Loan defaults could have a broader impact on the performance of submarkets as a whole, Brewer said. Banks may choose to sell those properties at lowered values, which could have a ripple effect on appraisals. 

But the opposite could also be true, Johnson said. If former office properties are repurposed, or if new ownership is willing to spend the money on improvements, nearby buildings may see a boost in value.

“It’s hard to jump out there and make a blanket statement about what would happen,” he said. “As we go through the year, and there are trades that happen, we’ll get a better sense of what direction that’s going in.”

Delinquency rates on CMBS loans have thus far defied expectations. In November, office delinquency dipped by five basis points to 1.7%, though the overall rate across commercial asset types increased by three basis points to 2.99% month-over-month, according to Trepp data. The decline was mostly tied to a few delinquent apartment loans, per the report.

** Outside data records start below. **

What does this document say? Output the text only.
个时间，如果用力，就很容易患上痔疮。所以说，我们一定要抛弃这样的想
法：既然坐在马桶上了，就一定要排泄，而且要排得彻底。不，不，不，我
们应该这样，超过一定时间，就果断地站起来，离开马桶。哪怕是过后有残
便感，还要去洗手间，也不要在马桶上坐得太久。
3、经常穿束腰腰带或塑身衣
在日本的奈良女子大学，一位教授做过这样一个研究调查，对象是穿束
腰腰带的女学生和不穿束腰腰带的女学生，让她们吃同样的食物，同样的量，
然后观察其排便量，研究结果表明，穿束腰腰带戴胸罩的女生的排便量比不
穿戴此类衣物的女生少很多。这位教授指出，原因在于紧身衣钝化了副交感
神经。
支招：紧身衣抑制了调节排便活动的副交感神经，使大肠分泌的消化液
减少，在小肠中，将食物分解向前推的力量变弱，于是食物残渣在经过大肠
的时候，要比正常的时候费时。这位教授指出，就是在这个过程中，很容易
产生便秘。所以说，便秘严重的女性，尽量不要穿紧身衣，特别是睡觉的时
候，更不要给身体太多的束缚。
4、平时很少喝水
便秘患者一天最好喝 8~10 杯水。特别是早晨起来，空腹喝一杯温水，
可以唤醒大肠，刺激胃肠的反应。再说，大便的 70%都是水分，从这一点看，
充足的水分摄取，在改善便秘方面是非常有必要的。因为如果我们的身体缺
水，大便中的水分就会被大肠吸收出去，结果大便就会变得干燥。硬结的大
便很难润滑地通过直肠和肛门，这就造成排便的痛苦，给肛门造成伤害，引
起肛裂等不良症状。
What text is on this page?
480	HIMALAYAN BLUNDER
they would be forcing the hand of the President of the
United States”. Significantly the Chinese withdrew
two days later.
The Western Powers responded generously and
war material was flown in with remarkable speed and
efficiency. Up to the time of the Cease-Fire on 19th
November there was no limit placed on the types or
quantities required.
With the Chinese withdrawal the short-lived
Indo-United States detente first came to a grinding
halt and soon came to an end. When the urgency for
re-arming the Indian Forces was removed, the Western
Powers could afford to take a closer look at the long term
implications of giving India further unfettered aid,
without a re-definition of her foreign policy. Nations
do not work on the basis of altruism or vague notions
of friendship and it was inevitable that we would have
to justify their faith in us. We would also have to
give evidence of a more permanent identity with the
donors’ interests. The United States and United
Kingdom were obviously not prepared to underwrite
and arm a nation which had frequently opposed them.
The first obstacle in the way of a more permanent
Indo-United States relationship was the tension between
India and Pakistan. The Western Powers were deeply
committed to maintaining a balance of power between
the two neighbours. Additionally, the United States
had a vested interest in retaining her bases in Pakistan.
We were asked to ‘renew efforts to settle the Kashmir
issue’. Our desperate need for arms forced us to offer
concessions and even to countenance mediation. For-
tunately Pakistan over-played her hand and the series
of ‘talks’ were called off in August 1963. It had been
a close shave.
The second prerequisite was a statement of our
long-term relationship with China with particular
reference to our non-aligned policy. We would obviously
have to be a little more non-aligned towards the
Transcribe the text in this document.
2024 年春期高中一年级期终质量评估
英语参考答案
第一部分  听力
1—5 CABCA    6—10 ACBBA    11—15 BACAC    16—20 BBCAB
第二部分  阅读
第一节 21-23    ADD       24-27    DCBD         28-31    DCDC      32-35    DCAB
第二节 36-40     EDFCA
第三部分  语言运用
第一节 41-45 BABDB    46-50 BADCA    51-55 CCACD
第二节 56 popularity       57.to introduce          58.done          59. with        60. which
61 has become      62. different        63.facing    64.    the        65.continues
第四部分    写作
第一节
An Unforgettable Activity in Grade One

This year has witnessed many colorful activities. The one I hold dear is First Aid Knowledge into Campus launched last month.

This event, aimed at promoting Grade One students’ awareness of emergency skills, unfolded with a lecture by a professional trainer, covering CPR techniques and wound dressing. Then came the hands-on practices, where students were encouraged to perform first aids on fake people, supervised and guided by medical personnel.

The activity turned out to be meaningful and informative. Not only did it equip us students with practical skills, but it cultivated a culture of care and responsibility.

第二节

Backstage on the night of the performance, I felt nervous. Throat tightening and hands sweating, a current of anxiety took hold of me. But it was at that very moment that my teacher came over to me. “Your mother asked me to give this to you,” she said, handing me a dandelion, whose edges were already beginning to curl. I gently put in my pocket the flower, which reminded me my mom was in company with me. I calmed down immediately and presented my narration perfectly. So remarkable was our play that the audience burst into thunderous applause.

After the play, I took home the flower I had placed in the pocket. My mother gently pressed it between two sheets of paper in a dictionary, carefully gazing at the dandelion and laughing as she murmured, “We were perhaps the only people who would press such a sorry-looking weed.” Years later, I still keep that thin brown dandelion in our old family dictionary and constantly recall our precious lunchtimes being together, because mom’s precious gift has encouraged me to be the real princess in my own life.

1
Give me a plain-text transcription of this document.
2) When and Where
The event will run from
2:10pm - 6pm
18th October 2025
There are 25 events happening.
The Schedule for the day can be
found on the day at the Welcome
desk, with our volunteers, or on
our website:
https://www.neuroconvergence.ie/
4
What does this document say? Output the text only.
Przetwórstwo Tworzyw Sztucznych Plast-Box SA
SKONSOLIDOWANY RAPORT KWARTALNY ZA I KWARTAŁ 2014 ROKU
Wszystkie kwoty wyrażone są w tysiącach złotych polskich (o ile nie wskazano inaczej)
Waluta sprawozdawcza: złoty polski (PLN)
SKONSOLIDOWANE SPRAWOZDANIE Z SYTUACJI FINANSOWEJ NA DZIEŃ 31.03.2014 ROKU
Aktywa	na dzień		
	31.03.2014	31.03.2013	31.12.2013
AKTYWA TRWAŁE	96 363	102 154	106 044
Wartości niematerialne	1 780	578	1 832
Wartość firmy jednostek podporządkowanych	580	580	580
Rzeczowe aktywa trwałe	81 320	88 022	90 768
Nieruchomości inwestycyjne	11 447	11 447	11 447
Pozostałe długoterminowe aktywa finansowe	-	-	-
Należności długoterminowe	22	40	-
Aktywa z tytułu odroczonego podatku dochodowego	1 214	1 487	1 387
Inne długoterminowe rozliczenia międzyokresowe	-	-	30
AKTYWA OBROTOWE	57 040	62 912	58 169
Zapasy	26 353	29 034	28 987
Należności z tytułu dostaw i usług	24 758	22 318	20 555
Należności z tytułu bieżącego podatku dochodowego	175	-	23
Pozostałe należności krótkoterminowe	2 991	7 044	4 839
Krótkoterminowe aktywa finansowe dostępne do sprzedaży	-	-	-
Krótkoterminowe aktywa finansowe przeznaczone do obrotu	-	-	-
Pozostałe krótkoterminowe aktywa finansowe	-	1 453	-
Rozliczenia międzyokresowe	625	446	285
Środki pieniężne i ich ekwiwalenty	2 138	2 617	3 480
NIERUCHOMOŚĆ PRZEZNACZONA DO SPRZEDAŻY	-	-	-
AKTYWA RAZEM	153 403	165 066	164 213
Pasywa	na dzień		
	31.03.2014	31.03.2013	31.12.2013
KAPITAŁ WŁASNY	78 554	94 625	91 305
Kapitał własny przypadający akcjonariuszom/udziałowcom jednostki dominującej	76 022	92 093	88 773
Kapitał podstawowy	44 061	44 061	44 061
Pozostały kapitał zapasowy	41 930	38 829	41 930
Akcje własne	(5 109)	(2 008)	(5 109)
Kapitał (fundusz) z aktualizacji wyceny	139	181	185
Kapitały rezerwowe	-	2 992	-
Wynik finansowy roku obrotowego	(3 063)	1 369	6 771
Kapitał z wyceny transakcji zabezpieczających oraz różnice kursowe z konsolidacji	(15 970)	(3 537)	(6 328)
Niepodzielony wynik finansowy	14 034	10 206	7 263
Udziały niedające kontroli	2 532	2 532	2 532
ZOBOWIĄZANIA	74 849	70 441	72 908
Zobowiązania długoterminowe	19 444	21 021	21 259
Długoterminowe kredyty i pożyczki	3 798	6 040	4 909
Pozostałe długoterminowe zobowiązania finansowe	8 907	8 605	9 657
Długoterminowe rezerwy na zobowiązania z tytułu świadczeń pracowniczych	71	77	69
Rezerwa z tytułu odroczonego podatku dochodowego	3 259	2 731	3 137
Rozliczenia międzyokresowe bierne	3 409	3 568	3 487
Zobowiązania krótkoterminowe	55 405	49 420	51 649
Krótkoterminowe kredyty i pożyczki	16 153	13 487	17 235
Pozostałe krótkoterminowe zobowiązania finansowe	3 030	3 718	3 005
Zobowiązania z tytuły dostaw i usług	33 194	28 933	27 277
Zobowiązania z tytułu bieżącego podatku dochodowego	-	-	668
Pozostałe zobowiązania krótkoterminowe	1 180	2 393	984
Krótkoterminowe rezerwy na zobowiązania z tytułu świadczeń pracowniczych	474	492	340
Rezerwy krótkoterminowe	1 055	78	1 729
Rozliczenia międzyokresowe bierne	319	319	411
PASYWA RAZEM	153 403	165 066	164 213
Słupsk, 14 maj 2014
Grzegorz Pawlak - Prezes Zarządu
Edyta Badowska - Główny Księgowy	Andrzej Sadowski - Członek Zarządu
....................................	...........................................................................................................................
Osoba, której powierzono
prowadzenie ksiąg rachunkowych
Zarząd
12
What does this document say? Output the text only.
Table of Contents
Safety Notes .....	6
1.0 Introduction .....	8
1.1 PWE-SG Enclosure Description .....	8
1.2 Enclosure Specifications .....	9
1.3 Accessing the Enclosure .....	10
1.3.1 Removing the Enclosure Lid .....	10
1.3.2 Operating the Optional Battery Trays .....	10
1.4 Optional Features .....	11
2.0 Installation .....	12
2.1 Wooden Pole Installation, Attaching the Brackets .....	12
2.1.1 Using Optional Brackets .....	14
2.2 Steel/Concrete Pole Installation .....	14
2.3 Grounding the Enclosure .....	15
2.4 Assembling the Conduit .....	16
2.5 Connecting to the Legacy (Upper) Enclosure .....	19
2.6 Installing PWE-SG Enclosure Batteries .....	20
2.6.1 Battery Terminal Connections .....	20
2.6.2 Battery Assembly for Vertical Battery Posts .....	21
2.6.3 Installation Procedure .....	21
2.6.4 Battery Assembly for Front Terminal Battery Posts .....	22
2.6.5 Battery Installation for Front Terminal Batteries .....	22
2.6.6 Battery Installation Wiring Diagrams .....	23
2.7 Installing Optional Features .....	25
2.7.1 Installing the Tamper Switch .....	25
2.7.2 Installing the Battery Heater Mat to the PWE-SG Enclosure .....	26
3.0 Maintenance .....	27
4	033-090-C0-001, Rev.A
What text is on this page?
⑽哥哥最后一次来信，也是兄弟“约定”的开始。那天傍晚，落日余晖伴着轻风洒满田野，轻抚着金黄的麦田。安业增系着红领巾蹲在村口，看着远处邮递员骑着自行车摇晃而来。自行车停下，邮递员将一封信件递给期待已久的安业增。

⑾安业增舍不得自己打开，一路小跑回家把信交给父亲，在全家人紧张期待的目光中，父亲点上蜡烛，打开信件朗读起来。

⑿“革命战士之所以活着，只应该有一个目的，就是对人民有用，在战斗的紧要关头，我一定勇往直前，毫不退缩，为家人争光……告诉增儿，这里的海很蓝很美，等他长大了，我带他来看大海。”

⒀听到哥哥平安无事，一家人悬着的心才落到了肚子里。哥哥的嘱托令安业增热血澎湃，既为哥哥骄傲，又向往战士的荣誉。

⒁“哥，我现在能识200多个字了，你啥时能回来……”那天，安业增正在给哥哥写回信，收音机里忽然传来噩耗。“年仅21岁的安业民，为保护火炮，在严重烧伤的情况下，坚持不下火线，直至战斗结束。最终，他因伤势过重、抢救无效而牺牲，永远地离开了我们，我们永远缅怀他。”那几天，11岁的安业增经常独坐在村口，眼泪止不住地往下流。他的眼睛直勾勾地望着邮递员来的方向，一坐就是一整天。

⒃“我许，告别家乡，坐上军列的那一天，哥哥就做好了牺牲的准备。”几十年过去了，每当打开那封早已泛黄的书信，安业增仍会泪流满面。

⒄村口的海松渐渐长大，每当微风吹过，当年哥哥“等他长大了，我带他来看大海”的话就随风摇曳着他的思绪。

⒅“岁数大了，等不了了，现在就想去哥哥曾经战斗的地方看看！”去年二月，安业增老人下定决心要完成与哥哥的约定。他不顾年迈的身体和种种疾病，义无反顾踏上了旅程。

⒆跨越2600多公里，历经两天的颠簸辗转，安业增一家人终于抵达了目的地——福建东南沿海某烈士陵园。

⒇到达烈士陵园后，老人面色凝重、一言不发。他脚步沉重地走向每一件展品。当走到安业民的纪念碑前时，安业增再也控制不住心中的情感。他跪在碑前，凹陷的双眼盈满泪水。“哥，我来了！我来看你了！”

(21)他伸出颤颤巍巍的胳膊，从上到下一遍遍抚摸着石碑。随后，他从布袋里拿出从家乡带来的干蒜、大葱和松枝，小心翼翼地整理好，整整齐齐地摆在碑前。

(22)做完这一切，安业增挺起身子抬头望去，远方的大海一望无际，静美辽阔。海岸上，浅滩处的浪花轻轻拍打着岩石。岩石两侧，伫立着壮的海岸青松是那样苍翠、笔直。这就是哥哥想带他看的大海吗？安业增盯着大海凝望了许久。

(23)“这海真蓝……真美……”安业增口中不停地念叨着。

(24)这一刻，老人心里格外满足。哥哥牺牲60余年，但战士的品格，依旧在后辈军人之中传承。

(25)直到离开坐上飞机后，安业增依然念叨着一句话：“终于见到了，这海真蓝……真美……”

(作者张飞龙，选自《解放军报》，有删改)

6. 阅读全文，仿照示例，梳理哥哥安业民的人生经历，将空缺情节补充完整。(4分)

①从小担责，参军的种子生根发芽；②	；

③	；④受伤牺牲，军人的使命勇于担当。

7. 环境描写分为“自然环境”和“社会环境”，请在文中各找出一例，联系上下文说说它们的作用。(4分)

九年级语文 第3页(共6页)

DFW is not immune to the national turbulence economists are predicting this year, Johnson said, and lower-tiered properties will have a harder time surviving the downturn. Nevertheless, the Metroplex’s strong fundamentals should keep its office market a cut above the rest.

“When you look at the number of companies that are still coming here and the number of people who are still moving here, I think we will be OK as it relates to demand,” he said. “There’s going to be a lot of B-class property that you’re going to see a lot of chop in, and it’s going to take some time to work through that absorption.”